Ginny will try to unhook some of these prejudices, but she does not just jump in to smash them or correct them. Rather she is gentle. The biggest example in this chapter is how Blue “almost snarls” when the subject of priests come up. He decries them as fakes, jerks, pretenders to the good. Ginny redirects this negative passion by a simple “not all are that way.” She carefully nudges him in a better direction. She plants seeds that will hopefully grow into something far better.
Becky would not have done this. What would you or I do in such a situation? Would we see the homeless boy and hear his comments about priests (or pastors or whatever) and dismiss him? How about recognizing the shortcoming and giving that good nudge. Ginny was not all up in his face trying to forcefully smash such prejudice out of him. She just says a thing or two and steps back.
When some see lost causes they flee. Others help.
Blue is felt to be a lost cause by Becky, who knows nothing of him. Becky is willing to assume a lot of things. Charlene, Blue’s aunt, also figures he is a lost cause. When Ginny wants to help him better himself Charlene is dismissive. Charlene tries to tell Ginny that Blue will run after a while and to be prepared for it. In Charlene’s mind Blue is a “wild thing.” He is a runner, afraid of connection, a problem.
Another example of Ginny’s healing is that she knows Blue may leave. She believes in him, but knows that him may both dropout of school and disappear from Ginny’s life. She is willing to take that risk though.
Interestingly, Becky does not feel that Ginny is a lost cause. Becky is willing to help out there.
Why does a white woman care for a homeless guy?
That is maybe a cant question. Cliche? Probably, but does that make it irrelevant? To belittle the question does not eliminate it. This is a thing which Blue wondered. It is a thing which Blue’s aunt wonders. They do not get it.
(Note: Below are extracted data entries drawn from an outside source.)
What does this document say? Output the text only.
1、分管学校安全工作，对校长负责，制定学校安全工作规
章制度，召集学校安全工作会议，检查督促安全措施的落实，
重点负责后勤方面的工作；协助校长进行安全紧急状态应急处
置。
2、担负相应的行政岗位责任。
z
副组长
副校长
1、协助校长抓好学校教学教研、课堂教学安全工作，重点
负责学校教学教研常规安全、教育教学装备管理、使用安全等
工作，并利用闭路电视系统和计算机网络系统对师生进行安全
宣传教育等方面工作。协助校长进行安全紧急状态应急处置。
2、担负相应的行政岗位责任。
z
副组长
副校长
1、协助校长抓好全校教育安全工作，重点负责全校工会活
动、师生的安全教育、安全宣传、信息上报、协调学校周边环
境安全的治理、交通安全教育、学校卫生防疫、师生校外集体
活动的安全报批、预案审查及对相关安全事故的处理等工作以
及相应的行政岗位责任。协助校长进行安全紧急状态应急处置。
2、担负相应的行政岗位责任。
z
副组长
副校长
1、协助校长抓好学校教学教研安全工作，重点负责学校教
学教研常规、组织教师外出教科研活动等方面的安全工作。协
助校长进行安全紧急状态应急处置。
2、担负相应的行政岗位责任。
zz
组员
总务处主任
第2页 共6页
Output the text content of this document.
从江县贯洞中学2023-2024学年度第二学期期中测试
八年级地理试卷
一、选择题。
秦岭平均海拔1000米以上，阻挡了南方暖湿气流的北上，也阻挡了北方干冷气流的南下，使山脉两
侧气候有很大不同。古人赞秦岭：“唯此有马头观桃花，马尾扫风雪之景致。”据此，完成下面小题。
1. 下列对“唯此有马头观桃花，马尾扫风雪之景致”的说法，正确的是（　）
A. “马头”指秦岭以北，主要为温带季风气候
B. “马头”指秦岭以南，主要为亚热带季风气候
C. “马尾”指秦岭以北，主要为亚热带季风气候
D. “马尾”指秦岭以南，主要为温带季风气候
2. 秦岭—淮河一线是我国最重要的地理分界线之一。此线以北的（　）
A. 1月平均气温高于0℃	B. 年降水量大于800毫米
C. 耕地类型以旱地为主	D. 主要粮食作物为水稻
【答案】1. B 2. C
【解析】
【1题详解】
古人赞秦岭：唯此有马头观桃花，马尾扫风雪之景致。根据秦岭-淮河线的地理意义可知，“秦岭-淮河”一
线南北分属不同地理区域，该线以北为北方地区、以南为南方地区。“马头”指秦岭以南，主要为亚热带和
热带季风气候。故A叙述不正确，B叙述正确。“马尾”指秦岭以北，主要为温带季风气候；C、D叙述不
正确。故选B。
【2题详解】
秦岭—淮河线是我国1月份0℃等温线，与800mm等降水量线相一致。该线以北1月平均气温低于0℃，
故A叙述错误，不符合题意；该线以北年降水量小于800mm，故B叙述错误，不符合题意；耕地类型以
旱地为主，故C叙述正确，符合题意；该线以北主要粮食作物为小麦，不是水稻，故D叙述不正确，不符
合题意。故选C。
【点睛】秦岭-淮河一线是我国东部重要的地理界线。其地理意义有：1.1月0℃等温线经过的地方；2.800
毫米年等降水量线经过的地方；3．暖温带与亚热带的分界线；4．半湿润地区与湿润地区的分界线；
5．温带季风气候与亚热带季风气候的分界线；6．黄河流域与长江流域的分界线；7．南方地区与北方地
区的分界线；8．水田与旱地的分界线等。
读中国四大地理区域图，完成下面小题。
Ginny feels that everybody needs a chance and she wants to be that chance if at all possible. She figured all he needed were some “decent breaks.” Maybe so, maybe this is where the book gets fluffy again. It does not diminish the question though that people around us need help. Are we willing to be a Ginny? Or will we be a Charlene? Are we willing to go out on a limb to give the disadvantaged around us that chance? Are we willing to fail? To be wrong? To look foolish?
It is kind of interesting to read this stuff and be interested in being that person. It is another thing entirely when those moments arrive.
So is this a bad book for Christians?
It is very hard to demean this book. The material is uplifting and real. The paths of two broken people cross and in the crossing come to healing. I am sure some could cast aspersion on this chapter somehow, but it is not necessary to cast it that way.